Im Konkurrenzkampf entdeckt man nun – endlich – die Architektur und die Abweichung: Seit sie unter der Glasdecke des Grand Palais residiert, ist die Fiac eine der ersten Adressen, die, genauso wie die Frieze, Hunderte Bewerber ablehnen kann. Es herrscht wieder Gründerzeit, aber sie sieht anders aus. Man muss die Schwelle nicht mehr absenken, bloß nicht – den Sammlern steht die Tür ohnehin weit offen: Während sich Orte wie Karlsruhe über die Etablierung einer Riesenmesse freuen und sogar München sich mit der Contempo in diesem Herbst an einer Messe für Zeitgenössisches versucht, reüssieren in der Szene auch feinere Formate: Das Gallery Weekend in Berlin, die zum gemeinsamen Event deklarierten Vernissagentage, ist so erfolgreich, dass es inzwischen von New York kopiert wird.

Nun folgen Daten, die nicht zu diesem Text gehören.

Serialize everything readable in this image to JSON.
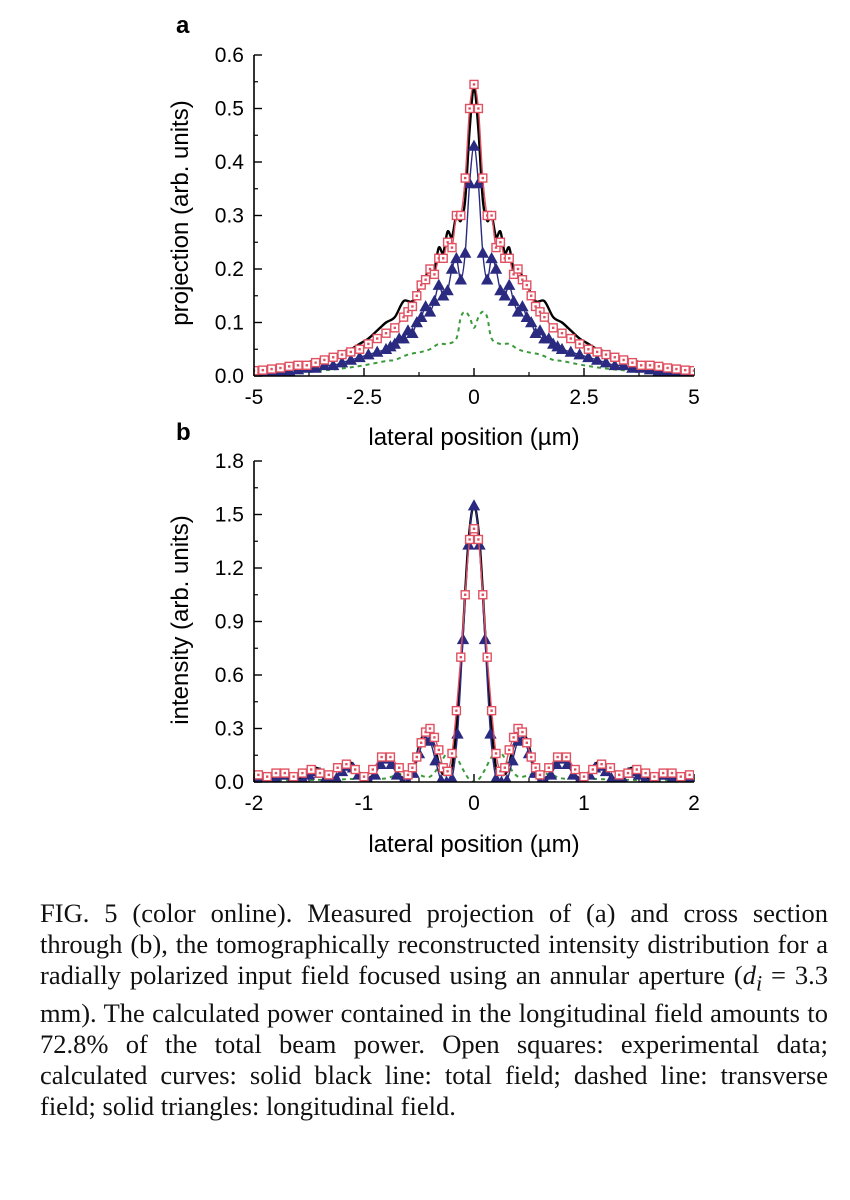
{
  "figure": {
    "colors": {
      "experimental": "#e05060",
      "total": "#000000",
      "transverse": "#3a9a3a",
      "longitudinal": "#2a2a80"
    }
  },
  "caption": {
    "part1": "FIG. 5 (color online).   Measured projection of (a) and cross section through (b), the tomographically reconstructed intensity distribution for a radially polarized input field focused using an annular aperture (",
    "var_d": "d",
    "var_sub": "i",
    "part2": " = 3.3 mm). The calculated power contained in the longitudinal field amounts to 72.8% of the total beam power. Open squares: experimental data; calculated curves: solid black line: total field; dashed line: transverse field; solid triangles: longitudinal field."
  },
  "chart_data": [
    {
      "panel": "a",
      "type": "line",
      "xlabel": "lateral position (µm)",
      "ylabel": "projection (arb. units)",
      "xlim": [
        -5,
        5
      ],
      "ylim": [
        0,
        0.6
      ],
      "xticks": [
        -5,
        -2.5,
        0,
        2.5,
        5
      ],
      "xtick_labels": [
        "-5",
        "-2.5",
        "0",
        "2.5",
        "5"
      ],
      "yticks": [
        0,
        0.1,
        0.2,
        0.3,
        0.4,
        0.5,
        0.6
      ],
      "ytick_labels": [
        "0.0",
        "0.1",
        "0.2",
        "0.3",
        "0.4",
        "0.5",
        "0.6"
      ],
      "grid": false,
      "series": [
        {
          "key": "total",
          "style": "solid-black",
          "x": [
            0,
            0.1,
            0.2,
            0.3,
            0.4,
            0.5,
            0.6,
            0.7,
            0.8,
            0.9,
            1.0,
            1.2,
            1.4,
            1.6,
            1.8,
            2.0,
            2.2,
            2.4,
            2.6,
            2.8,
            3.0,
            3.3,
            3.6,
            4.0,
            4.5,
            5.0
          ],
          "y": [
            0.54,
            0.46,
            0.33,
            0.29,
            0.3,
            0.26,
            0.27,
            0.23,
            0.24,
            0.2,
            0.2,
            0.17,
            0.14,
            0.14,
            0.11,
            0.1,
            0.085,
            0.07,
            0.06,
            0.05,
            0.045,
            0.035,
            0.03,
            0.02,
            0.015,
            0.01
          ]
        },
        {
          "key": "transverse",
          "style": "dashed",
          "x": [
            0,
            0.1,
            0.2,
            0.3,
            0.4,
            0.6,
            0.8,
            1.0,
            1.2,
            1.5,
            1.8,
            2.0,
            2.5,
            3.0,
            3.5,
            4.0,
            5.0
          ],
          "y": [
            0.09,
            0.11,
            0.12,
            0.11,
            0.07,
            0.06,
            0.06,
            0.05,
            0.045,
            0.04,
            0.03,
            0.028,
            0.02,
            0.014,
            0.01,
            0.008,
            0.005
          ]
        },
        {
          "key": "longitudinal",
          "style": "triangles",
          "x": [
            0,
            0.1,
            0.2,
            0.3,
            0.4,
            0.5,
            0.6,
            0.7,
            0.8,
            0.9,
            1.0,
            1.1,
            1.2,
            1.3,
            1.4,
            1.5,
            1.6,
            1.7,
            1.8,
            1.9,
            2.0,
            2.2,
            2.4,
            2.6,
            2.8,
            3.0,
            3.2,
            3.4,
            3.6,
            3.8,
            4.0,
            4.2,
            4.4,
            4.6,
            4.8,
            5.0
          ],
          "y": [
            0.43,
            0.36,
            0.23,
            0.18,
            0.22,
            0.2,
            0.16,
            0.15,
            0.17,
            0.14,
            0.12,
            0.13,
            0.11,
            0.1,
            0.08,
            0.085,
            0.07,
            0.07,
            0.06,
            0.055,
            0.05,
            0.045,
            0.04,
            0.035,
            0.03,
            0.025,
            0.02,
            0.02,
            0.015,
            0.015,
            0.012,
            0.01,
            0.01,
            0.01,
            0.008,
            0.007
          ]
        },
        {
          "key": "experimental",
          "style": "open-squares",
          "x": [
            0,
            0.1,
            0.2,
            0.3,
            0.4,
            0.5,
            0.6,
            0.7,
            0.8,
            0.9,
            1.0,
            1.1,
            1.2,
            1.3,
            1.4,
            1.5,
            1.6,
            1.8,
            2.0,
            2.2,
            2.4,
            2.6,
            2.8,
            3.0,
            3.2,
            3.4,
            3.6,
            3.8,
            4.0,
            4.2,
            4.4,
            4.6,
            4.8,
            5.0
          ],
          "y": [
            0.545,
            0.5,
            0.37,
            0.3,
            0.3,
            0.24,
            0.25,
            0.22,
            0.22,
            0.19,
            0.2,
            0.18,
            0.17,
            0.15,
            0.13,
            0.12,
            0.11,
            0.09,
            0.08,
            0.07,
            0.06,
            0.05,
            0.045,
            0.04,
            0.035,
            0.03,
            0.025,
            0.02,
            0.02,
            0.018,
            0.015,
            0.013,
            0.011,
            0.01
          ]
        }
      ]
    },
    {
      "panel": "b",
      "type": "line",
      "xlabel": "lateral position (µm)",
      "ylabel": "intensity (arb. units)",
      "xlim": [
        -2,
        2
      ],
      "ylim": [
        0,
        1.8
      ],
      "xticks": [
        -2,
        -1,
        0,
        1,
        2
      ],
      "xtick_labels": [
        "-2",
        "-1",
        "0",
        "1",
        "2"
      ],
      "yticks": [
        0,
        0.3,
        0.6,
        0.9,
        1.2,
        1.5,
        1.8
      ],
      "ytick_labels": [
        "0.0",
        "0.3",
        "0.6",
        "0.9",
        "1.2",
        "1.5",
        "1.8"
      ],
      "grid": false,
      "series": [
        {
          "key": "total",
          "style": "solid-black",
          "x": [
            0,
            0.05,
            0.1,
            0.15,
            0.2,
            0.25,
            0.3,
            0.35,
            0.4,
            0.45,
            0.5,
            0.55,
            0.6,
            0.65,
            0.7,
            0.75,
            0.8,
            0.85,
            0.9,
            0.95,
            1.0,
            1.05,
            1.1,
            1.15,
            1.2,
            1.25,
            1.3,
            1.35,
            1.4,
            1.45,
            1.5,
            1.55,
            1.6,
            1.65,
            1.7,
            1.75,
            1.8,
            1.85,
            1.9,
            1.95,
            2.0
          ],
          "y": [
            1.55,
            1.35,
            0.85,
            0.38,
            0.08,
            0.04,
            0.06,
            0.18,
            0.27,
            0.28,
            0.2,
            0.08,
            0.03,
            0.02,
            0.06,
            0.12,
            0.15,
            0.12,
            0.06,
            0.02,
            0.02,
            0.06,
            0.1,
            0.11,
            0.07,
            0.03,
            0.02,
            0.04,
            0.07,
            0.08,
            0.06,
            0.03,
            0.02,
            0.03,
            0.06,
            0.06,
            0.04,
            0.02,
            0.02,
            0.04,
            0.05
          ]
        },
        {
          "key": "transverse",
          "style": "dashed",
          "x": [
            0,
            0.05,
            0.1,
            0.15,
            0.2,
            0.25,
            0.3,
            0.35,
            0.4,
            0.45,
            0.5,
            0.6,
            0.7,
            0.8,
            0.9,
            1.0,
            1.2,
            1.4,
            1.6,
            1.8,
            2.0
          ],
          "y": [
            0.0,
            0.02,
            0.07,
            0.13,
            0.17,
            0.16,
            0.11,
            0.06,
            0.03,
            0.03,
            0.04,
            0.05,
            0.04,
            0.02,
            0.02,
            0.02,
            0.015,
            0.012,
            0.01,
            0.01,
            0.008
          ]
        },
        {
          "key": "longitudinal",
          "style": "triangles",
          "x": [
            0,
            0.05,
            0.1,
            0.15,
            0.2,
            0.25,
            0.3,
            0.35,
            0.4,
            0.45,
            0.5,
            0.55,
            0.6,
            0.65,
            0.7,
            0.75,
            0.8,
            0.85,
            0.9,
            0.95,
            1.0,
            1.05,
            1.1,
            1.15,
            1.2,
            1.25,
            1.3,
            1.35,
            1.4,
            1.45,
            1.5,
            1.55,
            1.6,
            1.65,
            1.7,
            1.75,
            1.8,
            1.85,
            1.9,
            1.95,
            2.0
          ],
          "y": [
            1.55,
            1.33,
            0.8,
            0.27,
            0.02,
            0.0,
            0.01,
            0.12,
            0.23,
            0.24,
            0.16,
            0.05,
            0.0,
            0.0,
            0.04,
            0.1,
            0.13,
            0.1,
            0.04,
            0.0,
            0.0,
            0.04,
            0.08,
            0.09,
            0.06,
            0.02,
            0.0,
            0.02,
            0.05,
            0.06,
            0.04,
            0.01,
            0.0,
            0.02,
            0.04,
            0.04,
            0.02,
            0.0,
            0.01,
            0.02,
            0.03
          ]
        },
        {
          "key": "experimental",
          "style": "open-squares",
          "x": [
            0,
            0.04,
            0.08,
            0.12,
            0.16,
            0.2,
            0.24,
            0.28,
            0.32,
            0.36,
            0.4,
            0.44,
            0.48,
            0.52,
            0.56,
            0.6,
            0.68,
            0.76,
            0.84,
            0.92,
            1.0,
            1.08,
            1.16,
            1.24,
            1.32,
            1.4,
            1.48,
            1.56,
            1.64,
            1.72,
            1.8,
            1.88,
            1.96
          ],
          "y": [
            1.42,
            1.36,
            1.05,
            0.7,
            0.4,
            0.16,
            0.06,
            0.08,
            0.18,
            0.25,
            0.3,
            0.28,
            0.22,
            0.14,
            0.08,
            0.04,
            0.08,
            0.14,
            0.14,
            0.07,
            0.03,
            0.07,
            0.1,
            0.08,
            0.04,
            0.05,
            0.07,
            0.05,
            0.03,
            0.05,
            0.05,
            0.03,
            0.04
          ]
        }
      ]
    }
  ]
}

Statt die Kunst also ausschließlich in Transportkisten und Containern durch die Zollformalitäten zu schleusen, können Sammler jetzt wieder die Kunst dort abholen, wo sie zu Hause ist: Vom Atelierbesuch bis zum Museumsgroßereignis können beide Städte sich als Ursprungsorte profilieren.

Den kapitalen Hallen erwachsen kleine Geschwister
In Berlin ist es fast schon Tradition, dass sich die junge Szene mit 7  x  2 oder Sunday in einem Treppenhaus oder zum Trockenwohnen eines Neubaus an die Großereignisse anhängt. Unterdessen brechen Galerien aus Polen, Belgien, Deutschland und der Türkei nach Reykjavík auf, wo man die rezessionsbedingt leer stehenden Schaufenster mit Kunst füllen kann: 2010, so heißt es, kommt die Krise tatsächlich auf dem Kunstmarkt an. Das kann sein, aber der richtet sich dann eben zeitgemäß ein: Die neuen Sehnsuchtsziele sind Häuser der Selbstvergewisserung, der Verortung – der historische Glasbau in Paris, das Schaufenster des Bankrotteurs, der sozialistische Wohnpalast an der Karl-Marx-Allee. Den kapitalen Hallen erwachsen also kleine Geschwister, und sie sind frech und besitzen den Vorteil der Jugend.